Jacobson discussed the role of software reuse in the DSMC's educational effort as important in helping change the culture within the DoD from developing unique software from scratch to one of dealing with the concept of developed components that are integrated into a total system. The DSMC has incorporated the issue of software reuse into several courses, including both basic and advanced acquisition and program-management courses.
["Reuse from an Educator's Perspective," The Army Reuse Center News, December 1995 (Vol. 4, No. 4)]
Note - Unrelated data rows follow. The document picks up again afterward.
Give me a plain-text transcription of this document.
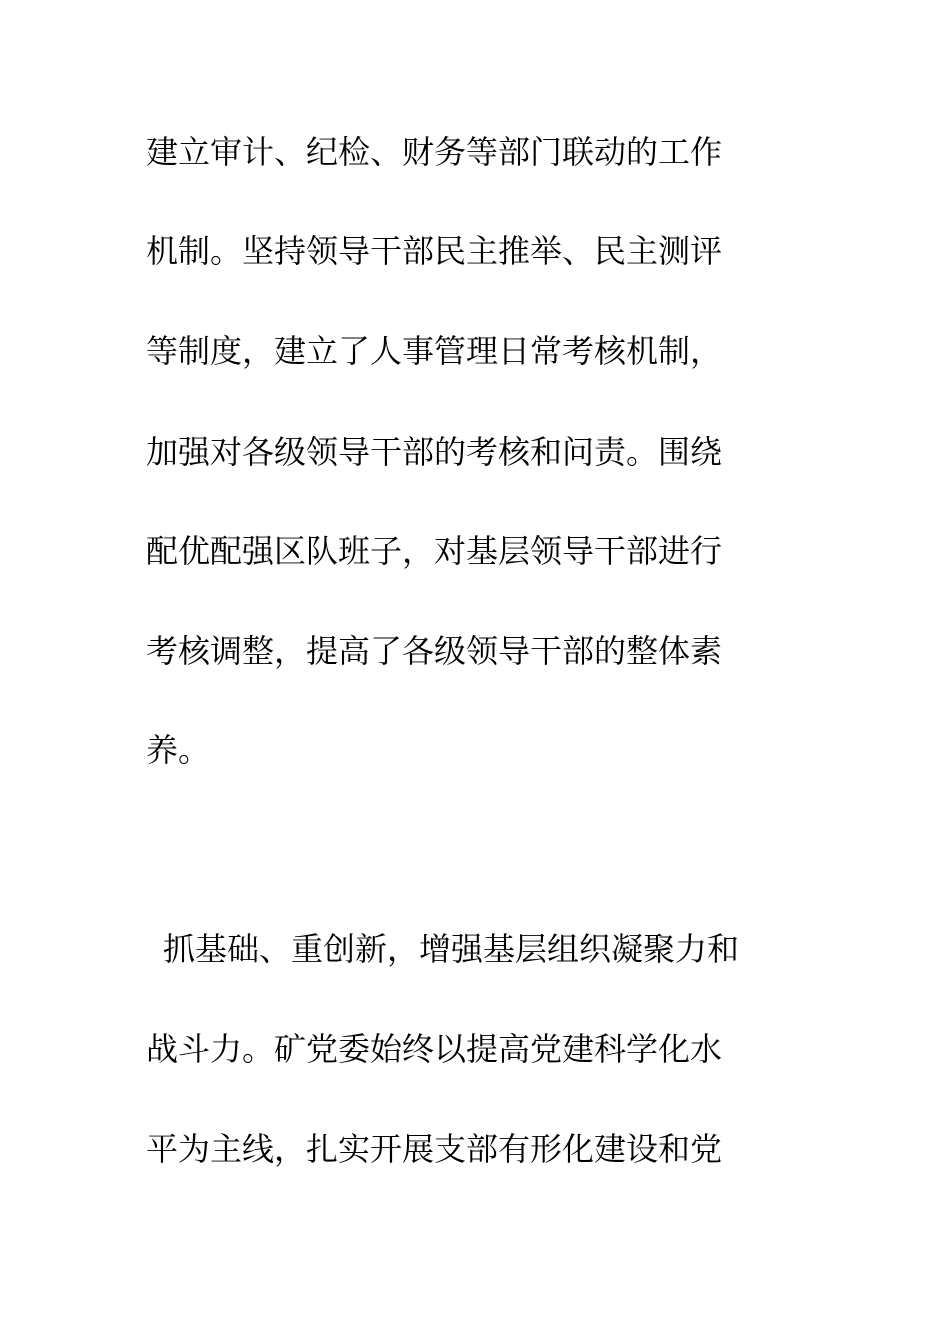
建立审计、纪检、财务等部门联动的工作
机制。坚持领导干部民主推举、民主测评
等制度，建立了人事管理日常考核机制，
加强对各级领导干部的考核和问责。围绕
配优配强区队班子，对基层领导干部进行
考核调整，提高了各级领导干部的整体素
养。
抓基础、重创新，增强基层组织凝聚力和
战斗力。矿党委始终以提高党建科学化水
平为主线，扎实开展支部有形化建设和党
Ada 95 Bindings Preserve GCCS Investment
The December 1995 issue of the STARS Newsletter describes an Intermetrics/Boeing effort to combine ProtoTech and STARS technology to provide a set of Ada 95 bindings for the block 1 common core services of the Global Command and Control System (GCCS). (These services, in essence, are a library of middleware functions that are common to many command and control -- C2 -- systems. The services of this middleware are implemented as an infrastructure on top of Unix and X-Windows/Motif.)
The effort will develop a proof-of-concept demonstration using these bindings by converting to Ada 95 a C application that uses the GCCS core services, proving that it operates as it did before the transition. It will also collect metrics that will provide insight into the comparative characteristics of an identical application in the C programming language and Ada 95, and provide early identification of issues moving to Ada 95.
["Ada 95 Bindings Preserve Global Command and Control System Investment," Casey Fung, STARS Newsletter, December 1995.]
Ada Used to Upgrade Air Traffic Control System
The Loral Corp. has used Ada in its upgrade of the nation's air traffic control system. The software, released in November, is designed to run new advanced computer workstations that will replace old displays and computers.
Loral Air Traffic Control of Rockville, Md., released software written primarily in Ada and consisting of about 441,000 source lines of code for the Display System Replacement (DSR) program, and also finished software for the DSR support system, with an additional 136,000 source lines of Ada.
The DSR was approved in September 1995 by the Federal Aviation Administration. Common system interfaces, communications networks and operational procedures will link facilities to support the FAA's En Route Air Traffic Control mission.
["Loral finishes air traffic control code," John Keller, Military and Aerospace Electronics, January 1996.]